With Hipcheck's planned plugin system, one of the open questions is how to have plugins interact with the hc binary. Currently, we've identified three high-level candidates:

• Inter-Process Communication: Each plugin runs as its own process, with some IPC mechanism between each and the main hc process.
• WebAssembly: The hc binary runs a WebAssembly runtime internally which executes plugins within that runtime, passing data through the runtime boundary.
• C Foreign Function Interface: The hc binary dynamically links with dynamic libraries, communicating using a C FFI.

Each of these has serious trade-offs and open questions!

For IPC, there's a question of what IPC mechanism we'd use, especially given Hipcheck's goal of being cross-platform (at least Linux, macOS, and Windows, and ideally any non-Linux POSIX system like the BSDs and Solaris-derivatives).
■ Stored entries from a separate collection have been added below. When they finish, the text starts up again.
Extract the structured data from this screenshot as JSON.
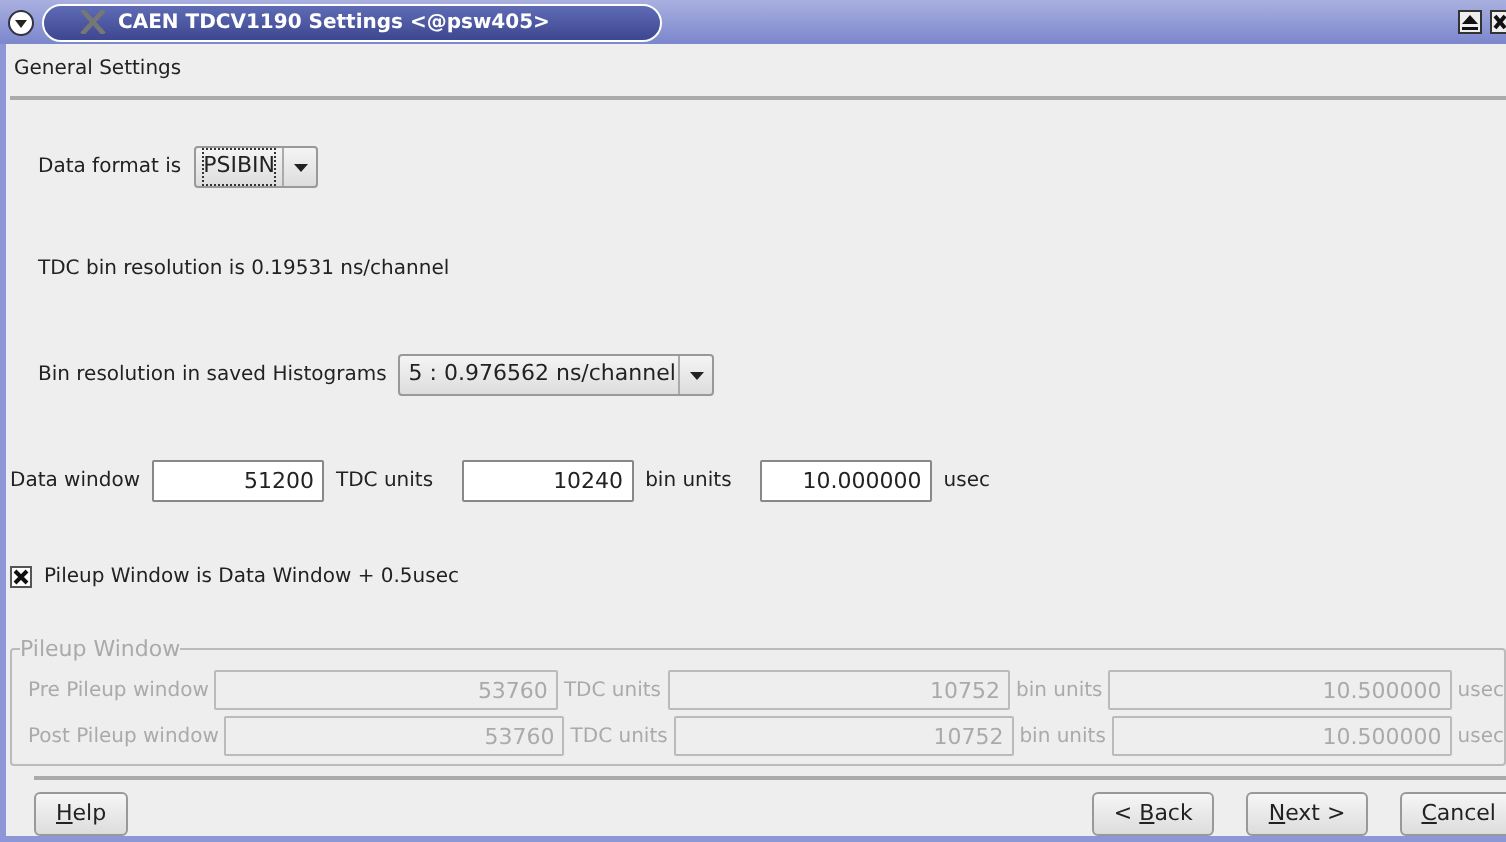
{
  "window": {
    "title": "CAEN TDCV1190 Settings <@psw405>"
  },
  "section_title": "General Settings",
  "data_format": {
    "label": "Data format is",
    "value": "PSIBIN",
    "focused": true
  },
  "tdc_resolution": "TDC bin resolution is 0.19531 ns/channel",
  "bin_resolution": {
    "label": "Bin resolution in saved Histograms",
    "value": "5 : 0.976562 ns/channel"
  },
  "data_window": {
    "label": "Data window",
    "fields": [
      {
        "value": "51200",
        "unit": "TDC units"
      },
      {
        "value": "10240",
        "unit": "bin units"
      },
      {
        "value": "10.000000",
        "unit": "usec"
      }
    ]
  },
  "pileup_checkbox": {
    "label": "Pileup Window is Data Window + 0.5usec",
    "checked": true
  },
  "pileup_window": {
    "title": "Pileup Window",
    "disabled": true,
    "rows": [
      {
        "label": "Pre Pileup window",
        "fields": [
          {
            "value": "53760",
            "unit": "TDC units"
          },
          {
            "value": "10752",
            "unit": "bin units"
          },
          {
            "value": "10.500000",
            "unit": "usec"
          }
        ]
      },
      {
        "label": "Post Pileup window",
        "fields": [
          {
            "value": "53760",
            "unit": "TDC units"
          },
          {
            "value": "10752",
            "unit": "bin units"
          },
          {
            "value": "10.500000",
            "unit": "usec"
          }
        ]
      }
    ]
  },
  "buttons": [
    {
      "key": "H",
      "after": "elp"
    },
    {
      "before": "< ",
      "key": "B",
      "after": "ack"
    },
    {
      "key": "N",
      "after": "ext >"
    },
    {
      "key": "C",
      "after": "ancel"
    }
  ]
}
There are many IPC mechanisms with different performance characteristics.

For WebAssembly, there are questions about what WebAssembly runtime to choose, and general lack of familiarity with WebAssembly.

For C FFI, we have to deal with the limitations of C, making sure users compile things that are ABI-compatible, and generally linking is kinda messy / not a great user experience.

There's also the possibility that we could support more than one of these, allowing plugins to indicate in the plugin manifest which of these they are. The internal plugin API could be agnostic to the linking mechanism, and then use a specific mode depending on the plugin.

[j-lanson]

If we go with the Wasm or C FFI options for loading plugins, we will probably want to perform hash checks on the in-memory plugin binary data (in addition to or instead of the plugin file) to avoid TOCTOU issues. The theoretical attack of an adversary changing a plugin's data between a file-based hash check and the loading of that plugin's binary data seems pretty farfetched, but we might as well be clean about it.

[j-lanson]

According to the 2021 link Venus provided in chat yesterday (https://nullderef.com/blog/plugin-tech/), libsodium did a benchmark of WASM and found it to be 3x slower than native Rust code. I'm much in favor of the WASM plugin approach, but that would be a hard overhead to swallow given our discussion yesterday of wanting to drive down execution time.

[alilleybrinker]

Yeah, performance is definitely the main concern with the possibility of using WebAssembly. We’ll want to benchmark it ourselves, both because the article is a few years old and WebAssembly libraries have seen a lot of development since then, and because the performance impact is likely to be very workload-dependent.

[alilleybrinker]

In RFD 4 was opted to pursue gRPC-based plugins in the immediate term. We may add more plugin interface options in the future.